Les promesses non tenues de Pierre-Elliot Trudeau de respecter les provinces et le Québec, surtout après 1980, le rapatriement de la Constitution et l’enchâssement dans celle-ci de la Charte des droits et libertés à l’insu du Québec, l’échec du lac Meech en 1990 et de l’Accord de Charlottetown en 1992, tout portait à croire que le momentum était du côté des indépendantistes. Même les fédéralistes les plus nationalistes furent de cet avis avec le Rapport Allaire et la Commission Bélanger-Campeau : il fallait du changement. 

La défaite du OUI par une si courte marge et avec toutes les magouilles révélées du fédéral ainsi que les malversations et les violations systématiques de la Loi référendaire québécoise, ont cassé net cet élan d’affirmation et de demandes du Québec. Dans tous les peuples du monde, l’aboutissement logique après de nombreux outrages visant à faire disparaître notre culture, notre langue et notre identité aurait dû être l’indépendance. Or, cette défaite a anesthésié le peuple qui, perdant, tout comme à l’époque des Rébellions, ses idéaux d’égalité et d’émancipation démocratiques, cette fois, demeure depuis presque 30 ans comme foudroyé dans l’inaction, l’indécision et l’indifférence d’une dissolution tranquille… 

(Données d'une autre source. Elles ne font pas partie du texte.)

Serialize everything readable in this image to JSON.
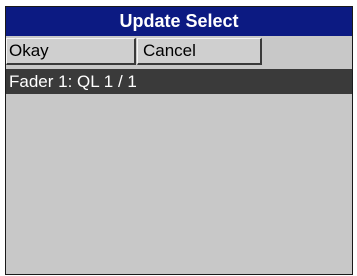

Comme l’affirmait Gérard Bouchard, de toutes les colonies d’Amérique fondées par les pays européens, soit 25, la seule qui n’accéda pas à son indépendance politique demeure encore à ce jour le Québec. Mais comment blâmer sévèrement un peuple ayant subi dans son histoire d’aussi cruels traumatismes ? Il suffit pourtant d’une étincelle pour que les cendres de l’élan qui nous a conduits aux portes de l’indépendance rougeoient de nouveau et deviennent brasier…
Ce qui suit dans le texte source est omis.